Dating apps are not your friends.
That’s according to Annalisa Cunningham, CNP, who’s witnessed an increase in the number of sexually transmitted infections (STIs) over the past year.
“We have seen an increase in people having partners that they just don’t know well, because they’re not out in a social environment. Instead, they’re communicating electronically,” she said.
Cunningham works at the Sanford Health Midtown Family Planning Clinic in Sioux Falls, South Dakota, where she helps to treat and diagnose STIs. Her daily work also involves raising awareness about sex education and STIs, which she says are more common than most people realize.

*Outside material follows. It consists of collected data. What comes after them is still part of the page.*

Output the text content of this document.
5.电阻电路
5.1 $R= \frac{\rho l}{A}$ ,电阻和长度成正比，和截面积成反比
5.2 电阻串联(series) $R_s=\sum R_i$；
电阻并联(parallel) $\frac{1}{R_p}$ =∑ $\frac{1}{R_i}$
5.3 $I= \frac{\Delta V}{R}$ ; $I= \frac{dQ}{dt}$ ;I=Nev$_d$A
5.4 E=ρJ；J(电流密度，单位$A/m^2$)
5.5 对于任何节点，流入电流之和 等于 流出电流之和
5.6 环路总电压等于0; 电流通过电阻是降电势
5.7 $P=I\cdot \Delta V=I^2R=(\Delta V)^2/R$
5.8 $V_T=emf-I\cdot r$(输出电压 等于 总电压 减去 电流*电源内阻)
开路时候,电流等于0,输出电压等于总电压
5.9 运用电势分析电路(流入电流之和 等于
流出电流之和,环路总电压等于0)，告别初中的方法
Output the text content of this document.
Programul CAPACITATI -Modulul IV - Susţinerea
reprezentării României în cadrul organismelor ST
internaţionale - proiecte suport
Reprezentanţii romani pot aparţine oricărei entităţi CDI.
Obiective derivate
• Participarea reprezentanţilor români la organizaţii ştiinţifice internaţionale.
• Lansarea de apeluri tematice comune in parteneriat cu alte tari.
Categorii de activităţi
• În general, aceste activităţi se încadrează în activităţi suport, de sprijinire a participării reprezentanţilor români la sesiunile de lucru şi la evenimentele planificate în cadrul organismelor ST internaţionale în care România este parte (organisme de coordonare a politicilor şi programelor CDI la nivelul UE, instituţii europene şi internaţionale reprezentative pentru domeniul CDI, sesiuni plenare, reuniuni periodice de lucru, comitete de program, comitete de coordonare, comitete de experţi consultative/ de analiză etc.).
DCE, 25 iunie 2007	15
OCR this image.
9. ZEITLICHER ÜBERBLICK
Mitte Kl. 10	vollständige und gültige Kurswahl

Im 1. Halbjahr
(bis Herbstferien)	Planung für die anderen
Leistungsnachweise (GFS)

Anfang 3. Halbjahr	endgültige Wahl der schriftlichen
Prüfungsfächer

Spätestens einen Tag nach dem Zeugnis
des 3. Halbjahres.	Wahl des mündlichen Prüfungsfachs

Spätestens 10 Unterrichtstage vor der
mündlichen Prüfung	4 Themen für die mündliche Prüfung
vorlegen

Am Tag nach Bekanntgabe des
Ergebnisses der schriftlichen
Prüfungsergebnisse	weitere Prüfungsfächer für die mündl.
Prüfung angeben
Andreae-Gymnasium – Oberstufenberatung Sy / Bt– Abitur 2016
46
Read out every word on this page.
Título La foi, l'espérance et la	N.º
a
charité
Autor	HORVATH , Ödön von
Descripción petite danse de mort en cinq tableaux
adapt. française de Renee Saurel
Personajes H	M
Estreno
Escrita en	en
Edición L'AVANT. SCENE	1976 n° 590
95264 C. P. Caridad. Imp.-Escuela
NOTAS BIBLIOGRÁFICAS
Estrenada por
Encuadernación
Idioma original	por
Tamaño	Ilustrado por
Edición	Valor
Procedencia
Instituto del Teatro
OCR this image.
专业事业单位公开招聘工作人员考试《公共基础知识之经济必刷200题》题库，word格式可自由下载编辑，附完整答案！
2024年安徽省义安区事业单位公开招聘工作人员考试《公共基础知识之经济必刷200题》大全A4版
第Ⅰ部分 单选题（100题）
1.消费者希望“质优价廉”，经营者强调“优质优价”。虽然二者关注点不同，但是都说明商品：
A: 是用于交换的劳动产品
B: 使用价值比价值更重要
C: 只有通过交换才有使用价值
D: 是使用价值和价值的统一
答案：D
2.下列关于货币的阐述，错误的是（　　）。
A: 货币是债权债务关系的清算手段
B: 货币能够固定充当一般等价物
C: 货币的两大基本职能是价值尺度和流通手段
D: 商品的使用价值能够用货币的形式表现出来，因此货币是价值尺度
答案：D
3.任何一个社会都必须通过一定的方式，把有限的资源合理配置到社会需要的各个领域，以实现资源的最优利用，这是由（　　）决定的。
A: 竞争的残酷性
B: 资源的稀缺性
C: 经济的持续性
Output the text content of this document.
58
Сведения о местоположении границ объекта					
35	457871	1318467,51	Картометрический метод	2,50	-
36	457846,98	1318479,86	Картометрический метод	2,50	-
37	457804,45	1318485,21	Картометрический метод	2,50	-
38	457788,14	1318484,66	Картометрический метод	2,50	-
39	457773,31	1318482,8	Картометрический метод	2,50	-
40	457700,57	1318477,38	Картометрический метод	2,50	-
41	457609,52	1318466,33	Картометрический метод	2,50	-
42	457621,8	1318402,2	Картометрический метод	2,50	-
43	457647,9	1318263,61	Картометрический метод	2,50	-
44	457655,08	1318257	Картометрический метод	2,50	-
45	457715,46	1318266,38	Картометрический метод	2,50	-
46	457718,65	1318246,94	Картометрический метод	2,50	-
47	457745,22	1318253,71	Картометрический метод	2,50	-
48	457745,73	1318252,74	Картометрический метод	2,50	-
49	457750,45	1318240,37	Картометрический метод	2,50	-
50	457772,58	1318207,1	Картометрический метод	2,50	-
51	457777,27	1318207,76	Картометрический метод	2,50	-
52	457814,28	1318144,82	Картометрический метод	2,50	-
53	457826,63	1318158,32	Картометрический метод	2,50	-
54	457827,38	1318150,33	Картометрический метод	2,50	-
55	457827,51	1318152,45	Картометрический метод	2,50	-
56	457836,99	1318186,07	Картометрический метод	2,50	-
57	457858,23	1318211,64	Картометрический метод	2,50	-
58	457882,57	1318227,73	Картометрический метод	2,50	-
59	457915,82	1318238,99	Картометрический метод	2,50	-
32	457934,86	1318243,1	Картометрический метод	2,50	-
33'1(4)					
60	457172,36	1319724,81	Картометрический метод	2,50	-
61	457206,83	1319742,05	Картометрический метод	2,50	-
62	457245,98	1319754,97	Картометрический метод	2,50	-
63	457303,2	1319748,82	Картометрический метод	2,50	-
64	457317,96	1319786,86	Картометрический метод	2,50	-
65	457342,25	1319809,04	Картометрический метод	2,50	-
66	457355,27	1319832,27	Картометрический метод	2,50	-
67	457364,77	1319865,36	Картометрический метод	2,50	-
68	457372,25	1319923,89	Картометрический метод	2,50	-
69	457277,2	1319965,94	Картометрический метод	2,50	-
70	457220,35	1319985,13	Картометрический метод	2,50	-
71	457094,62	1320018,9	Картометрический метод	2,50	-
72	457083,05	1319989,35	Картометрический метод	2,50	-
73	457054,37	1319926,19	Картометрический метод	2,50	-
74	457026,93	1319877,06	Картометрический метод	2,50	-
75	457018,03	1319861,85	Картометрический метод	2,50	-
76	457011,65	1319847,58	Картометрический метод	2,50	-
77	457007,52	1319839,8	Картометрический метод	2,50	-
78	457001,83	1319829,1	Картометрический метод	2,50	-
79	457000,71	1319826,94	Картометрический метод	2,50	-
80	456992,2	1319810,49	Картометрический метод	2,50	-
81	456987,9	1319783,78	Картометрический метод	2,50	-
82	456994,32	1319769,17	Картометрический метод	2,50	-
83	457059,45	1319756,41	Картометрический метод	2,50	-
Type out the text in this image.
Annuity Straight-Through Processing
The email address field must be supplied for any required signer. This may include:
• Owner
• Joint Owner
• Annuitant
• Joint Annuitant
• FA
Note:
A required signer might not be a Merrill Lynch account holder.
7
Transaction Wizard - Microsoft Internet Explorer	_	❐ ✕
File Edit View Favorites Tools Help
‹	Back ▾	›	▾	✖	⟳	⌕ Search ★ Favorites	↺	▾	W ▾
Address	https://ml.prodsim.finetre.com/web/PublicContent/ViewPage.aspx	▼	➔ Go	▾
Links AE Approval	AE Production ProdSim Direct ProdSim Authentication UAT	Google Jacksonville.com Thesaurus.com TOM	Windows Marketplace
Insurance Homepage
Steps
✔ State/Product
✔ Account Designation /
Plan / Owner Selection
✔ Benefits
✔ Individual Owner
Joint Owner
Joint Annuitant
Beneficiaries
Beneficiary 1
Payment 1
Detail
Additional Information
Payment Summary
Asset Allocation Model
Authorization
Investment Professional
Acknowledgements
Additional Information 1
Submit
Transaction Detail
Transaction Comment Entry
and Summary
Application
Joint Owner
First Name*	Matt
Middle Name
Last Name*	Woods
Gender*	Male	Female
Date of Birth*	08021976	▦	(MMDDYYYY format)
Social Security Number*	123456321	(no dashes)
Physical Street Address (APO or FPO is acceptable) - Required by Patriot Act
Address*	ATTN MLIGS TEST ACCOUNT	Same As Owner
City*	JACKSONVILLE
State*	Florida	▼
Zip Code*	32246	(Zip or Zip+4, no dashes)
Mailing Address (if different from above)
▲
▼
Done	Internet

An estimated one in every five people in the United States has a sexually transmitted infection, according to a new analysis of the latest data from the Centers for Disease Control and Prevention. With STIs so common, it’s important to know what they are and how they spread.
Not everyone experiences STI symptoms
An STI is an infection passed by one person to another through sexual contact. The symptoms of infection are different for everyone.
Some people have no symptoms. If there are symptoms present, they’re often mild.
“A lot of people really don’t know that they have an STI at all,” Cunningham said.
Men may experience urinary discomfort, tingling or burning. Unusual discharge can also indicate an infection.
Women can experience anything from minor symptoms like vaginal discharge to something more severe like bleeding or pain after intercourse.
“Sometimes bleeding with intercourse or after is a really good indication that you might have chlamydia. If there’s bleeding, you should come get checked because that might be your only sign.”
From mild infection to serious disease
When caught early, STIs are relatively easy to treat. Without treatment, an STI can develop into something more serious: a sexually transmitted disease (STD).
“Chlamydia is a very common STI, but over time, if it’s not treated, it can lead to a disease,” Cunningham said. “That could be a scarring of the fallopian tubes, which would lead to infertility.”
The health concerns are serious, especially for women. Along with infertility, various diseases can cause organ damage, cancer or even death.
The consequences are even greater for pregnant women and babies. Untreated syphilis in pregnant women results in infant death up to 40% of the time.
Available treatment options
The good news: Treatment is available for all STIs. The most common — syphilis, chlamydia and gonorrhea — can be cured with antibiotics.
There are no cures for herpes or human immunodeficiency virus (HIV), but there are treatments available to lessen the symptoms and your chance of spreading them.
Get screened annually
Those who are sexually active should get screened annually for STIs, Cunningham said. It’s also important to get screened if you change partners or don’t trust your partner.
A screening may involve a pelvic exam, blood test, urine test or fluid sample.
“We routinely do chlamydia and gonorrhea screening off of a urine sample,” Cunningham said. “It’s not uncomfortable or painful for both men and women.
The screening process is fast.
“It’s very simple, and we get results basically overnight or within a day or two,” she said.
STIs are preventable
The best time to talk to your partner about getting screened is before you start having sex. “If you don’t come in contact with someone else’s infection, you won’t catch it,” Cunningham said.
She and other experts recommend using condoms, talking to your partner and getting regular screenings.
“Nothing is a hundred percent, but you can mitigate it and really decrease your risk of getting something.”
Other ways to reduce your risk:
- Get vaccinated. The HPV vaccine is recommended for those ages 11 to 26.
- Abstain from sex. It’s the most reliable way to avoid an STI.
- Know your partners. Open and honest conversations can help to prevent the spread of infection.
Sanford Health offers testing at all primary care clinic locations.
The Sanford Health Midtown Family Planning Clinic provides free or discounted services based on family size and income.
The clinic, sponsored by Sanford Health and the South Dakota Department of Health, offers a variety of services, including: exams and screenings, STI testing, treatment, birth control and pregnancy testing. All visits to the clinic are confidential.